Grand Rapids Griffins: Changing hockey culture requires accountability

Tom Mitsos
2 years ago
GRAND RAPIDS, Mich. — Accountability was the word Grand Rapids Griffins coach Ben Simon and captain Brian Lashoff used when explaining how to change the culture in hockey, the mentality of winning is the only thing that matters that has plagued the sport and has been brought to the forefront in light of recent allegations.
Simon, a former assistant coach for the Rockford IceHogs, coached Kyle Beach, who last week revealed himself as “John Doe” in Jenner & Block’s independent review of the Chicago Blackhawks sexual assault allegations from 2010.
“I can’t even fathom or pretend to understand what he’s gone through,” Simon told Wings Nation. “And knowing him as an individual many years ago, he’s a good kid, and I feel terrible for him. Hopefully, this is a step in the right direction to continue his healing process.”
In the emotional interview with TSN, Beach described how he told the Blackhawks’ upper management about how then-video coach Brad Aldrich sexually assaulted him while he was a Black Ace called up to the Blackhawks during the 2010 Stanley Cup Playoffs and the team decided not to investigate, citing the team’s ongoing playoff run was more important.
Florida Panthers coach Joel Quenneville, who was the coach of the Blackhawks when Beach was with the team, resigned on Thursday night after meeting with NHL commissioner Gary Bettman to discuss the findings of the report.
One of the report’s biggest findings was a meeting that took place in May 2010 to discuss the allegations that included then-president of hockey operations and general manager Stan Bowman, then-senior vice president of hockey operations Al MacIsaac, then-President and CEO John McDonough, then-Senior Vice President Jay Blunk, then-assistant general manager Kevin Cheveldayoff, then-mental skills coach James Gary and Quenneville. After that meeting, the report stated no further action was taken, and Aldrich continued to keep his job, travel with the team and eventually celebrated winning the Stanley Cup.
Aldrich resigned from the Blackhawks in June 2010 when he was told he would have to face an investigation if he remained with the team, which was three weeks after Beach initially reported the incident. Five months later, Aldrich joined USA Hockey as a video coach for the U.S. Women’s National Program.
In 2012, Aldrich sexually assaulted two men while serving as Miami (Ohio) University’s director of hockey operations.
In May 2013, Aldrich was working as a volunteer coach for a high school hockey team in Houghton, Michigan, when he sexually assaulted one of the teenage players during a post-game party.
Because the Blackhawks opted not to investigate Aldrich after the first incident, Aldrich was able to commit his heinous crimes again and again and again.

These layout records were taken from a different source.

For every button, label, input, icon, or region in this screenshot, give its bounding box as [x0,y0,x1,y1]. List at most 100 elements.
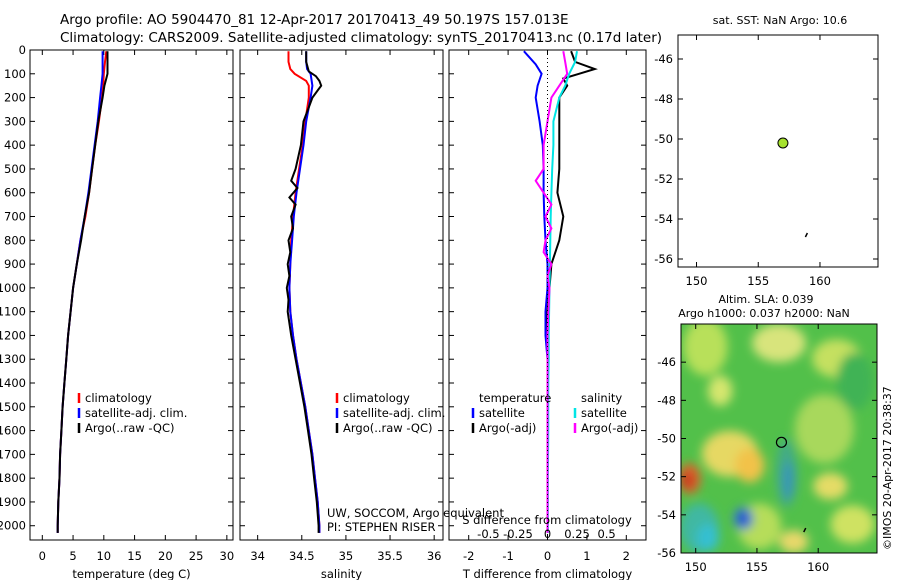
sst_map-ytick-label: -56 [654,252,673,266]
difference-sxtick-label: 0.25 [564,527,590,541]
sla_map-xtick-label: 160 [807,560,829,574]
depth-tick-label: 1900 [0,495,26,509]
depth-tick-label: 200 [4,91,26,105]
sla-heatmap-cell-13 [830,505,875,544]
sla_map-xtick-label: 155 [746,560,768,574]
difference-series-0 [523,50,549,533]
sla_map-ytick-label: -50 [657,432,676,446]
temperature-xtick-label: 30 [220,549,235,563]
difference-profile-panel: -2 -1 0 1 2 T difference from climatology -0.5… [448,49,647,580]
difference-sxtick-label: 0 [544,527,551,541]
temperature-xtick-label: 20 [158,549,173,563]
depth-tick-label: 2000 [0,519,26,533]
depth-tick-label: 1500 [0,400,26,414]
sst_map-frame [677,34,879,268]
sla_map-ytick-label: -52 [657,470,676,484]
salinity-xtick-label: 34 [250,549,265,563]
sst-small-mark [804,232,809,238]
sla_map-ytick-label: -48 [657,393,676,407]
sla-heatmap-cell-3 [707,375,733,407]
sla-heatmap-cell-5 [836,352,874,410]
sst_map-xtick-label: 155 [747,274,769,288]
difference-sxtick-label: -0.25 [503,527,533,541]
salinity-legend-label: satellite-adj. clim. [343,406,445,420]
difference-temperature-legend-label: Argo(-adj) [479,421,536,435]
depth-tick-label: 1800 [0,471,26,485]
difference-xtick-label: 2 [623,549,630,563]
sst-float-marker [777,137,789,149]
sst_map-xtick-label: 150 [686,274,708,288]
temperature-xtick-label: 15 [127,549,142,563]
salinity-legend-label: climatology [343,391,410,405]
depth-tick-label: 1000 [0,281,26,295]
sla-heatmap-cell-7 [734,448,765,483]
sla-small-mark [803,527,807,533]
difference-xtick-label: 1 [583,549,590,563]
salinity-series-group [285,51,323,533]
sla-heatmap-cell-0 [683,324,728,376]
sst_map-ytick-label: -48 [654,92,673,106]
sla-heatmap-cell-16 [696,524,719,552]
sla-heatmap-cell-12 [813,472,848,500]
difference-xtick-label: -1 [502,549,513,563]
temperature-legend-label: Argo(..raw -QC) [85,421,175,435]
sst-title: sat. SST: NaN Argo: 10.6 [713,14,847,27]
sst_map-ytick-label: -54 [654,212,673,226]
sla-float-marker [775,436,788,448]
difference-sxtick-label: -0.5 [477,527,499,541]
sla_map-ytick-label: -54 [657,508,676,522]
temperature-profile-panel: 0100200300400500600700800900100011001200… [0,43,234,580]
depth-tick-label: 1400 [0,376,26,390]
sla-heatmap-cell-4 [794,394,854,464]
pi-text: PI: STEPHEN RISER [327,520,436,534]
watermark-text: ©IMOS 20-Apr-2017 20:38:37 [881,386,894,550]
difference-series-group [523,50,598,533]
sla-title-line2: Argo h1000: 0.037 h2000: NaN [678,307,850,320]
figure-title-line1: Argo profile: AO 5904470_81 12-Apr-2017 … [60,12,569,28]
sla-heatmap-cell-11 [782,461,795,500]
salinity-profile-panel: 34 34.5 35 35.5 36 salinity climatologysatelli… [239,49,445,580]
salinity-xtick-label: 35.5 [377,549,403,563]
salinity-xtick-label: 34.5 [289,549,315,563]
depth-tick-label: 0 [19,43,26,57]
difference-salinity-legend-label: salinity [581,391,622,405]
depth-tick-label: 400 [4,138,26,152]
depth-tick-label: 1600 [0,424,26,438]
temperature-xtick-label: 0 [39,549,46,563]
temperature-xlabel: temperature (deg C) [72,567,190,580]
depth-tick-label: 600 [4,186,26,200]
sla_map-ytick-label: -56 [657,546,676,560]
depth-tick-label: 1300 [0,352,26,366]
figure-title-line2: Climatology: CARS2009. Satellite-adjuste… [60,30,662,46]
salinity-xlabel: salinity [321,567,362,580]
temperature-frame [29,49,234,541]
sla-heatmap-cell-9 [681,472,694,489]
temperature-legend-label: climatology [85,391,152,405]
temperature-xtick-label: 25 [189,549,204,563]
difference-series-1 [546,50,598,533]
difference-xlabel2: S difference from climatology [462,513,632,527]
temperature-series-1 [56,51,104,533]
depth-tick-label: 100 [4,67,26,81]
salinity-series-2 [285,51,323,533]
credit-text: UW, SOCCOM, Argo equivalent [327,506,504,520]
sla-heatmap-cell-18 [738,511,749,526]
depth-tick-label: 700 [4,210,26,224]
depth-tick-label: 1700 [0,447,26,461]
sla-heatmap-blobs [681,324,875,553]
difference-xtick-label: -2 [463,549,474,563]
sla-title-line1: Altim. SLA: 0.039 [718,293,813,306]
difference-sxtick-label: 0.5 [597,527,615,541]
temperature-xtick-label: 5 [69,549,76,563]
difference-xtick-label: 0 [544,549,551,563]
depth-tick-label: 1100 [0,305,26,319]
difference-salinity-legend-label: Argo(-adj) [581,421,638,435]
sst_map-ytick-label: -46 [654,52,673,66]
depth-tick-label: 1200 [0,328,26,342]
sst_map-xtick-label: 160 [809,274,831,288]
sst_map-ytick-label: -52 [654,172,673,186]
temperature-legend-label: satellite-adj. clim. [85,406,187,420]
depth-tick-label: 500 [4,162,26,176]
depth-tick-label: 900 [4,257,26,271]
sst_map-ytick-label: -50 [654,132,673,146]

It’s disturbing but not at all surprising that a hockey team would sweep these allegations under the rug and prioritize winning and protecting the team’s image over a human being who had his life ruined by a video coach and his NHL dreams crushed. And now 11 years later, Beach is still trying to heal from the events of that horrific night.
What’s even more infuriating is no one wants to admit they could have done more and instead passes the buck to the next person.
Bowman said he did all he could have done by telling McDonough about the allegations. Quenneville claims he didn’t even know about the allegations when the investigation began this summer, which doesn’t line up with the report’s findings that he was in a meeting about said allegations.
Additionally, not one of these former executives has expressed regret for how the situation was handled. Everyone is doing everything in their power to cover their own tracks and exonerate themselves from any wrongdoing without any regard for Beach’s mental or emotional state.
And that’s the problem Simon and Lashoff eluded to Saturday after a 4-1 win against the Milwaukee Admirals.
“I think the hockey community is really tight, but I think to root out problems like that, systemic problems like that around, not even just hockey, I think people need to feel safe and to be able to tell their story, but also safe when they come into a hockey locker room,” Lashoff said. “It should never be a situation like that. It starts from the guys in the room and management and ownership and everyone needs to take accountability for a situation like that, and hopefully, that’s what’s going to happen.”
Lashoff called Beach brave for making his identity public.
“It’s obviously terrible, and I think I speak for the whole team: our hearts and thoughts go out to him — a very courageous thing that he did,” Lashoff said. “It’s a terrible situation that he had to go through. He’s got a lot of support around the hockey community, as he should. Hopefully, things get taken care of the right way.”
Simon said going forward doing the right thing will be the most important thing.
“You can’t turn a blind eye to things that happen,” he said. “Unfortunately, there are some people (with the Blackhawks) that chose not to take a stand for what was right. I can’t speak to what went on in conversations behind closed doors, all I know is there are certain situations where if you think something is wrong, you gotta say something, you gotta address it.”